Delta Variant Is 60 Percent More Contagious Than Original Virus and Evades Immunity
The Delta variant is more contagious than original SARS-CoV-2 and better able to escape prior immunity, according to modeling studies of coronavirus variants
Researchers at Columbia University Mailman School of Public Health used a computer model to estimate that the Delta variant is around 60 percent more contagious than the original SARS-CoV-2 virus and can escape immunity from prior infection roughly half of the time. Compared to Delta, Beta and Gamma are less transmissible but more able to escape immunity. Compared to the original virus, Iota is more fatal to older adults.
Findings from three studies of SARS-CoV-2 variants are published on the medRxiv pre-print server ahead of publication in a peer-reviewed journal (Delta; Alpha, Beta, Gamma; Iota). [10/5/21 update: the Alpha, Beta, Gamma paper is now published in the journal Nature Communications.]
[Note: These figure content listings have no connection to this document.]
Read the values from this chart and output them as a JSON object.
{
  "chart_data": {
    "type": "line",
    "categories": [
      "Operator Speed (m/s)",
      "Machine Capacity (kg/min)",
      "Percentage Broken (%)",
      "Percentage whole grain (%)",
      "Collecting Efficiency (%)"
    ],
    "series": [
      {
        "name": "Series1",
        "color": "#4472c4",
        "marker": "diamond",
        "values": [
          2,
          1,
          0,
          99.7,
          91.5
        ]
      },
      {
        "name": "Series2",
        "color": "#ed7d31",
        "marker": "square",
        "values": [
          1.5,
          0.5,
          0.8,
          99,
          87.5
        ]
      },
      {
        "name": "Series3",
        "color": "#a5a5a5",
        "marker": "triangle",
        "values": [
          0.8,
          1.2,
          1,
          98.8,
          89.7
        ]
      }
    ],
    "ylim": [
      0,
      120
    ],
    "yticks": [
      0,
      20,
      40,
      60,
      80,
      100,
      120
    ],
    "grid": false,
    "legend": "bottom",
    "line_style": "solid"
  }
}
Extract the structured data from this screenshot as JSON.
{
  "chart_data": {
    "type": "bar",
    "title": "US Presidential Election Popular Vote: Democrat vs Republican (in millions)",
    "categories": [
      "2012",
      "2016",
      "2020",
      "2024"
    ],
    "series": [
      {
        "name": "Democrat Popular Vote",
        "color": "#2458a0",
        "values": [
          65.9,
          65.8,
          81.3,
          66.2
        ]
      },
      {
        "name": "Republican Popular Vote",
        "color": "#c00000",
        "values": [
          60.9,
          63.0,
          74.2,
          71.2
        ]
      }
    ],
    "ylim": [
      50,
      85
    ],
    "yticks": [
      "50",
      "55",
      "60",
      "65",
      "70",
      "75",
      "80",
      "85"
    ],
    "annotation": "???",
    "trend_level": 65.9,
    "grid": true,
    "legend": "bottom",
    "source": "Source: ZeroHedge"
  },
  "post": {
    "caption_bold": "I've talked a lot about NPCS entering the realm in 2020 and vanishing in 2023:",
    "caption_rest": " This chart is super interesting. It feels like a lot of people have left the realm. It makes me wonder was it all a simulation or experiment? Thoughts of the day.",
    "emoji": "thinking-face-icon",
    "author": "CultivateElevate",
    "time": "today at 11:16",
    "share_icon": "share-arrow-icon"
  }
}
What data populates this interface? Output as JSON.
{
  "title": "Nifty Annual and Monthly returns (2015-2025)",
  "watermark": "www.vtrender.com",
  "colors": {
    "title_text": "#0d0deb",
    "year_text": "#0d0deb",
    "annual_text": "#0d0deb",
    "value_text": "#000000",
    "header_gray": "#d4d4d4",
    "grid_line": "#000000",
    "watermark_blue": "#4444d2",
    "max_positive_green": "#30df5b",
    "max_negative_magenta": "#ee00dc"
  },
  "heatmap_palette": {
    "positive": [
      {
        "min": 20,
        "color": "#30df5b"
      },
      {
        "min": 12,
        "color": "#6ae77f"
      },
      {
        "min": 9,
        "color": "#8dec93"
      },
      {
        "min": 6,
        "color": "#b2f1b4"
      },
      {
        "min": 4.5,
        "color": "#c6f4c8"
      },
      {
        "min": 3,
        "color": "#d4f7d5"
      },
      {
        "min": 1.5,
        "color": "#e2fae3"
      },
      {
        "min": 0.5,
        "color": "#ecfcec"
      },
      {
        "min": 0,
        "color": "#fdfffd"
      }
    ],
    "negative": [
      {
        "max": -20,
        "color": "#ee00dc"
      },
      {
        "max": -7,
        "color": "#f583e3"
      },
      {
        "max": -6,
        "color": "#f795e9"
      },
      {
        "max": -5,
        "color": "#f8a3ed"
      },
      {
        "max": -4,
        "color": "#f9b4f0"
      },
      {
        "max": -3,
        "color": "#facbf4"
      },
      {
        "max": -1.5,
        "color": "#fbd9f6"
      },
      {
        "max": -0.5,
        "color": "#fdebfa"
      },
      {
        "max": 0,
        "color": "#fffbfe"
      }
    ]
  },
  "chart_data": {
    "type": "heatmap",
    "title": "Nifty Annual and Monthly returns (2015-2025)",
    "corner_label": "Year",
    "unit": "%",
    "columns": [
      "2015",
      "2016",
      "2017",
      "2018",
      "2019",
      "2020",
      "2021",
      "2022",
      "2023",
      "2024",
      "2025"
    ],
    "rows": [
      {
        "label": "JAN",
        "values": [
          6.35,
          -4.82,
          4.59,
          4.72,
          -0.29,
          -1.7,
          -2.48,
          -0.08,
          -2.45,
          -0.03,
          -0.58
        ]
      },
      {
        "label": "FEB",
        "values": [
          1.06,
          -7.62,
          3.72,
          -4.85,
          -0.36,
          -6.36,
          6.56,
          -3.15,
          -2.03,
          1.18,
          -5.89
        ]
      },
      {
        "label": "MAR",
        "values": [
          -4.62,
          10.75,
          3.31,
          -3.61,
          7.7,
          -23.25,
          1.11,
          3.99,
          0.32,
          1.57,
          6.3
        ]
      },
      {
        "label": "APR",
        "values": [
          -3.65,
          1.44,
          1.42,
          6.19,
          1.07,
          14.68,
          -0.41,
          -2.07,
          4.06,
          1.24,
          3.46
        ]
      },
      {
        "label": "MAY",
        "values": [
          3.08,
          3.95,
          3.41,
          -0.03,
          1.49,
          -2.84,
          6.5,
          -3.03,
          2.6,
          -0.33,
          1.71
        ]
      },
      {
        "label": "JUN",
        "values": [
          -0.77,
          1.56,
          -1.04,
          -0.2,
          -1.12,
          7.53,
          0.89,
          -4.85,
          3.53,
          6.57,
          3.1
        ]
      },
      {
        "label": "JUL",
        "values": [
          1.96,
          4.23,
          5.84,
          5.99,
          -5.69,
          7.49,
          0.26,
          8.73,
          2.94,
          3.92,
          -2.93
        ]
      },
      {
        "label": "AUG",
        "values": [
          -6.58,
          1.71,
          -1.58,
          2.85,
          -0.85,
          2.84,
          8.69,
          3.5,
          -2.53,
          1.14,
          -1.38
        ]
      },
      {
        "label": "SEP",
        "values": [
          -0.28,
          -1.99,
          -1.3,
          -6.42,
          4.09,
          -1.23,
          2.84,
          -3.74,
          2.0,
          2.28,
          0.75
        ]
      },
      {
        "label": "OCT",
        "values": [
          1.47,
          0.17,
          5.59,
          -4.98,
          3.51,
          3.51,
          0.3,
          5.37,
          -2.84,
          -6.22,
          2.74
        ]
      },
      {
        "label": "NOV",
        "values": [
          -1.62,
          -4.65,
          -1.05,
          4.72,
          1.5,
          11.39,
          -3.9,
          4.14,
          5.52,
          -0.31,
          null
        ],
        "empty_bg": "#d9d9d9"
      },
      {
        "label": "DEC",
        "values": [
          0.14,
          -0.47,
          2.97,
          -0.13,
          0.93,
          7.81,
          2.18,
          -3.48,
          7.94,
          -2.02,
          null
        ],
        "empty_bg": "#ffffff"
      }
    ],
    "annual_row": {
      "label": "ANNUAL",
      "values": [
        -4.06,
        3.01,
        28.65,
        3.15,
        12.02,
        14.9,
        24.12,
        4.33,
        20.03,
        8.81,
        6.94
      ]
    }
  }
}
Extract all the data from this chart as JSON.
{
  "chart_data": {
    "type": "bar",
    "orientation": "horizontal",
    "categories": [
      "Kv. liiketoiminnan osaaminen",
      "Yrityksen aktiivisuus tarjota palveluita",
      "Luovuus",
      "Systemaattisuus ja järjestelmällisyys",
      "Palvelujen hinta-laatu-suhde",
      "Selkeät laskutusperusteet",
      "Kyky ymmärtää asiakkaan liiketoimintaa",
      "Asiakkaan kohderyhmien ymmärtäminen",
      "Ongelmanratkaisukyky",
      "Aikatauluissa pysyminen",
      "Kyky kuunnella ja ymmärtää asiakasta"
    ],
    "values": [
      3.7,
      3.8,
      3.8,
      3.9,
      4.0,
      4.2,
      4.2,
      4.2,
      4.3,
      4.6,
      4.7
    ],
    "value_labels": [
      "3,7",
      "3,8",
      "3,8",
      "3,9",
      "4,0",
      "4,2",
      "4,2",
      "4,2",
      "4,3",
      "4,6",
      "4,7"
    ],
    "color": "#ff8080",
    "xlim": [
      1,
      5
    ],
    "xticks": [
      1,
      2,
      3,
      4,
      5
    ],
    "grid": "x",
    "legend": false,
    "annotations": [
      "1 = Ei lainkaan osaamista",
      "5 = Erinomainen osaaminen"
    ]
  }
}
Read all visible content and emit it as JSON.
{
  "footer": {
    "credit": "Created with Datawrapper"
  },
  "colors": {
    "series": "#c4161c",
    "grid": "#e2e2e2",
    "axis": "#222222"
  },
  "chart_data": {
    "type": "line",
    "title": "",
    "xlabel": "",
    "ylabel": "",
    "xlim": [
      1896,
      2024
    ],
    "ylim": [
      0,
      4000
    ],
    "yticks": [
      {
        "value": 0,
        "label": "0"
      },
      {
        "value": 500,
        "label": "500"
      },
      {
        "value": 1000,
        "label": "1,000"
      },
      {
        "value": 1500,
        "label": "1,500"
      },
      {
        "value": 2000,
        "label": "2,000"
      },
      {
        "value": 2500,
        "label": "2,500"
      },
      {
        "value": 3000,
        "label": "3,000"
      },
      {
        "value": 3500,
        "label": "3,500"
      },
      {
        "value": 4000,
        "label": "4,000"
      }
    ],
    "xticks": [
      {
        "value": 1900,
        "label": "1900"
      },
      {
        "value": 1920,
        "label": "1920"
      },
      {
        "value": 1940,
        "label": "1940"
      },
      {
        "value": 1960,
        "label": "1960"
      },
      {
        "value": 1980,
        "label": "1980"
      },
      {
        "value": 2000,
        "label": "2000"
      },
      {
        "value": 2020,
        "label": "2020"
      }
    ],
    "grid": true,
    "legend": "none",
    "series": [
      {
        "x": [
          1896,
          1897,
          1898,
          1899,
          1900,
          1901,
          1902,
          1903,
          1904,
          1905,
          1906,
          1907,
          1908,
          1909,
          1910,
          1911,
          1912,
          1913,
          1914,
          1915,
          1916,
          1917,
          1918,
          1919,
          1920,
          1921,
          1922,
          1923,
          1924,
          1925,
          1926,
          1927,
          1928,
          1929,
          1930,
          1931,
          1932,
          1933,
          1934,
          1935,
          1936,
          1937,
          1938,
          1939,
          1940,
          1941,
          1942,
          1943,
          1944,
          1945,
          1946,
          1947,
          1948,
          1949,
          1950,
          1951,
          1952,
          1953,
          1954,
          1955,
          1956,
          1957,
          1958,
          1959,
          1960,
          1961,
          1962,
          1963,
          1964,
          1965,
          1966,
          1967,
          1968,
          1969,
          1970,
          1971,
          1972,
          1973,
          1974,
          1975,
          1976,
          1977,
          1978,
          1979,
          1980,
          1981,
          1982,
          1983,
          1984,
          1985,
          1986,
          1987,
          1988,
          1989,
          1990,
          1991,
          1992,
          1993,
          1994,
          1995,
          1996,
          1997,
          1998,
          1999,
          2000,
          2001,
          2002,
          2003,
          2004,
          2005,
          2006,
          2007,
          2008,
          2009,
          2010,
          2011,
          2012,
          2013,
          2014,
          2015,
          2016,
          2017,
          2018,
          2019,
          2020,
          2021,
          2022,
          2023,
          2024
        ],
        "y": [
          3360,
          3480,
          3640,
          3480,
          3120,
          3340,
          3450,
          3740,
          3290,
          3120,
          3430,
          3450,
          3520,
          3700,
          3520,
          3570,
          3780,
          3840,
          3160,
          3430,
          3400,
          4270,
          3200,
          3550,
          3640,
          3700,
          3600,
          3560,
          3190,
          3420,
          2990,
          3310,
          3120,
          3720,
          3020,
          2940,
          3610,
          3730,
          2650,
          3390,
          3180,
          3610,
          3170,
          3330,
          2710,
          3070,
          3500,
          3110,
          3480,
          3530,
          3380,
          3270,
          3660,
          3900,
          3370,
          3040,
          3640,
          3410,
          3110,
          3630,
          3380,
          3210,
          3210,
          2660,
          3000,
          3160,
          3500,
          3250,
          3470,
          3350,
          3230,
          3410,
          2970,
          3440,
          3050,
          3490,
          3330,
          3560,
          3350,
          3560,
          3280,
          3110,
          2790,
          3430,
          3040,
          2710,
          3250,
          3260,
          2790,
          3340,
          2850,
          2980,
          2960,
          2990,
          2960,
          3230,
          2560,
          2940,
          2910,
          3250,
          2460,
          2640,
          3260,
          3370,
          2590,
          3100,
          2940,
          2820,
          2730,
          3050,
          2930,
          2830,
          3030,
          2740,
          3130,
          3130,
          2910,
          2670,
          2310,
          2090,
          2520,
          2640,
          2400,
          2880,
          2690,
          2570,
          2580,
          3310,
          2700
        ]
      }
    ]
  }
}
“New variants of SARS-CoV-2 have become widespread, but currently vaccines are still highly effective in preventing severe disease from these infections, so please get vaccinated if you have not done so,” says Wan Yang, PhD, assistant professor of epidemiology and lead author of the studies. “It is important that we closely monitor the spread of these variants so as to guide continued preventive measures, vaccination campaigns, and the assessment of vaccine efficacy. More fundamentally, to limit the emergence of new variants and end the COVID-19 pandemic, we need global efforts to vaccinate all populations worldwide, and continue using other public health measures until a sufficient portion of the population is protected by vaccination.”
Delta
The researchers estimate that the Delta variant (B.1.617.2) is 10 to 20 percent more transmissible than Alpha, another highly contagious variant of concern. In addition, unlike Alpha which has been shown to cause minimal immune evasion, Delta is also able to evade prior immunity in around half of individuals previously infected by the ancestral strain. These findings are in line with estimates from the U.K. that Alpha is around 1.5 times more likely to result in an infection (combining the 10-20% increase in transmissibility with <∼50% increase in susceptibility due to immune evasion for prior natural infection and, to a lesser extent, vaccination). Compared to Beta and Gamma, the Delta variant is more transmissible but less able to escape immunity. A decline in Delta cases in India beginning in early May was likely due to the implementation of public health measures and weather conditions. Monsoon season (June–September) and the winter (December–January) could see higher virus transmission. The Delta variant was first detected in December 2020 and has spread to 142 countries, as of August 10.
Alpha, Beta, and Gamma
In addition to Delta, Alpha (B.1.1.7), Beta (B.1.351), and Gamma (P.1) are the other three SARS-CoV-2 variants currently classified by the WHO as variants of concern that have spread globally. The researchers estimate that Alpha is roughly 50 percent more transmissible than the original virus but possesses only nominal ability to escape protection provided by prior infection with the original SARS-CoV-2 variant. Beta has a roughly 30 percent increase in transmissibility and 60 percent immune escape and Gamma has a roughly 40 percent increase in transmissibility and 50 percent immune escape.
Iota
Iota (B.1.526), a WHO variant of interest, is estimated to be 15-25 percent more transmissible than the original SARS-CoV-2 and slightly immune evasive (0-10%). The study, which focused on New York City, where the Iota variant emerged in November 2020, found that Iota substantially increased the infection-fatality risk compared to preexisting variants among older adults: by roughly 45 percent among 45-64-year-olds, 80 percent among 65-74-year-olds, and 60 percent among those 75 and older, during November 2020–April 2021.
Computer Model
The researchers developed computer models of COVID-19 to estimate the changes in transmissibility and immune escape for each variant, based on case and mortality data from the country where each variant emerged. Models accounted for under-detection of infection, disease seasonality, concurrent non-pharmaceutical interventions, and mass vaccination.
Additional authors can be found on individual study pages. Support for the research was provided by the National Institute of Allergy and Infectious Diseases (AI145883, AI163023), the National Science Foundation Rapid Response Research Program (DMS-2027369), and a gift from the Morris-Singer Foundation. The Iota study was also supported by the NYC Department of Health and Mental Hygiene.